“It happened mid-workflow — a consulting agency needs different scheduling for three scenarios: free 15-minute discovery calls (routed to available consultant), paid 60-minute strategy sessions (It happened mid-workflow — a consulting agency needs different scheduling for three scenarios: free 15-minute discovery calls (routed to available consultant), paid 60-minute strategy sessions (The aha moment happened the first time they used Cal.com and discovered they no longer had to deal with the self-hosted setup requires technical knowledge that non-developers don't have. What used to require manual workarounds suddenly had a direct solution. That was the moment Cal.com stopped being another tool and became essential infrastructure. 50, Stripe checkout before booking), and team interviews (3 interviewers, round-robin).. calcom handled something they'd been doing manually, and it just worked. That was the moment it stopped being a tool they were evaluating and became one they relied on. 50, Stripe checkout before booking), and team interviews (3 interviewers, round-robin).. calcom handled something they'd been doing manually, and it just worked. That was the moment it stopped being a tool they were evaluating and became one they relied on.”
When I'm a consulting agency needs different scheduling for three scenarios: free 15-minu, I want to set up event types for different meeting purposes with custom availability and booking rules, so I can implement round-robin scheduling that distributes meetings fairly across the team.
A consultant, agency owner, or team lead who uses Cal.com because Calendly was too simple for their scheduling needs. They manage round-robin scheduling for a team, paid consultation bookings, multi-timezone availability, and custom booking forms that collect information before the meeting. They chose Cal.com because it's open-source, self-hostable, and extensible in ways Calendly's paid tiers can't match. They are the scheduling architect for their team.
To set up event types for different meeting purposes with custom availability and booking rules — reliably, without workarounds, and without becoming the team's single point of failure for calcom.

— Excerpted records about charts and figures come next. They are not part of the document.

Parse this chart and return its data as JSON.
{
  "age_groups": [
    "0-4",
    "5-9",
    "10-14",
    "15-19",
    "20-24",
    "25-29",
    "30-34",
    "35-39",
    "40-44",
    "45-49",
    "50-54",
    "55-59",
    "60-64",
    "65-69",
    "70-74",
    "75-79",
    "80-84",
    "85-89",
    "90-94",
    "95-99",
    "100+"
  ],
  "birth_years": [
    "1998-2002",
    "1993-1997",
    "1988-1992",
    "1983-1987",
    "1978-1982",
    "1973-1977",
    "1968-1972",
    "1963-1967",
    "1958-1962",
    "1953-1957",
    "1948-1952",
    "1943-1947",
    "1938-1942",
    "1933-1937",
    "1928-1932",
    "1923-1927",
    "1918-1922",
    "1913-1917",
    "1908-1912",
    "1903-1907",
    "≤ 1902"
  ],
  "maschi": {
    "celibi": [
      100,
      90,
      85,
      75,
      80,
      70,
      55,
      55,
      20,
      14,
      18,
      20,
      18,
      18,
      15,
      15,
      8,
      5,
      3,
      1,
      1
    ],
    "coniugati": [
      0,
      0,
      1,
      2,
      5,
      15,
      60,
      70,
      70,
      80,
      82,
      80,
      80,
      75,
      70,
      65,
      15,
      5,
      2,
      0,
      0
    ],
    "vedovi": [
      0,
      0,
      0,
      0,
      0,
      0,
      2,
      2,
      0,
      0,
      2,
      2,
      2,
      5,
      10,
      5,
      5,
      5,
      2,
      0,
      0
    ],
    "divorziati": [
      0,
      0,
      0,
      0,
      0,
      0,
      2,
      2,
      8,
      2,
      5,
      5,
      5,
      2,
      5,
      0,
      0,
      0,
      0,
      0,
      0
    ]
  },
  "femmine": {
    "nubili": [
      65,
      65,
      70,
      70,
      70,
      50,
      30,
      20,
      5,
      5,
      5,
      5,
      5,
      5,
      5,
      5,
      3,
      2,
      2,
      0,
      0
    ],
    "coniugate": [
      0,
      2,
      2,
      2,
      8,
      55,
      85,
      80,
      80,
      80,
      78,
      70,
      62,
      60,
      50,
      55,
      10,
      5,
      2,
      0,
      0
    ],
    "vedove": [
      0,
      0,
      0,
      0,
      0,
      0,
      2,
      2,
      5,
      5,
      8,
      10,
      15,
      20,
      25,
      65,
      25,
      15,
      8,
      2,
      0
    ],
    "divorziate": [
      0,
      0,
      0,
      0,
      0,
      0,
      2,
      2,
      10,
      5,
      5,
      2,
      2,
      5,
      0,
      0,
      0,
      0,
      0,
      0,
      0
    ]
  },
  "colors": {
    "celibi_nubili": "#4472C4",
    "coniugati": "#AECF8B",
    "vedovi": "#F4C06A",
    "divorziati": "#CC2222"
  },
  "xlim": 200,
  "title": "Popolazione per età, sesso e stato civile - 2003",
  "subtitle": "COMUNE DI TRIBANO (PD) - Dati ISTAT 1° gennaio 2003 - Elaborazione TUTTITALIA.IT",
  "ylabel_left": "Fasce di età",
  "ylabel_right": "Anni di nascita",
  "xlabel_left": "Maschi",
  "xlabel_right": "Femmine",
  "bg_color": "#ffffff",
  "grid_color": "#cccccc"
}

A consultant, agency owner, or team lead who trusts their setup. Set up event types for different meeting purposes with custom availability and booking rules is reliable enough that they've stopped checking. Simpler self-hosting with one-click deploy options for non-technical users. They've moved from configuring calcom to using it.
A consulting agency needs different scheduling for three scenarios: free 15-minute discovery calls (routed to available consultant), paid 60-minute strategy sessions ($250, Stripe checkout before booking), and team interviews (3 interviewers, round-robin). The team lead sets up all three in Cal.com: custom event types, different availability windows, a booking form for strategy sessions that asks about the client's business, and Stripe integration for payment. The discovery call page goes on the website. Strategy session links go in proposals. Interview scheduling goes to the recruiter. Each flow works independently. When a new consultant joins the team, they're added to the round-robin pool in 2 minutes.
Manages 5–15 event types across personal and team scheduling. Schedules 20–60 meetings per week across the team. Uses round-robin for 2–3 event types. Accepts payments for 1–3 consultation types. Has customized booking forms with 3–8 questions per event type. Self-hosts or uses Cal.com cloud. Integrates with Google Calendar, Zoom, Stripe, and a CRM. Spends 30–60 minutes per week on scheduling administration. Previously used Calendly and switched for flexibility.
Two things you'd notice: they reference calcom in conversation without being asked, and they've built workflows on top of it that weren't in the original plan. Set up event types for different meeting purposes with custom availability and booking rules is consistent and expanding. They're now focused on implement round-robin scheduling that distributes meetings fairly across the team — a sign the basics are solved.
The self-hosted setup requires technical knowledge that non-developers don't have keeps recurring despite updates and workarounds. They start tracking how much time they spend fighting calcom versus using it. The switching cost was the only thing keeping them — and it's starting to look like an investment in the alternative.
Pairs with calcom-primary-user for the standard scheduling perspective. Contrast with calendly-primary-user for the simpler scheduling tool comparison. Use with hubspot-sales-rep for the sales scheduling pipeline integration.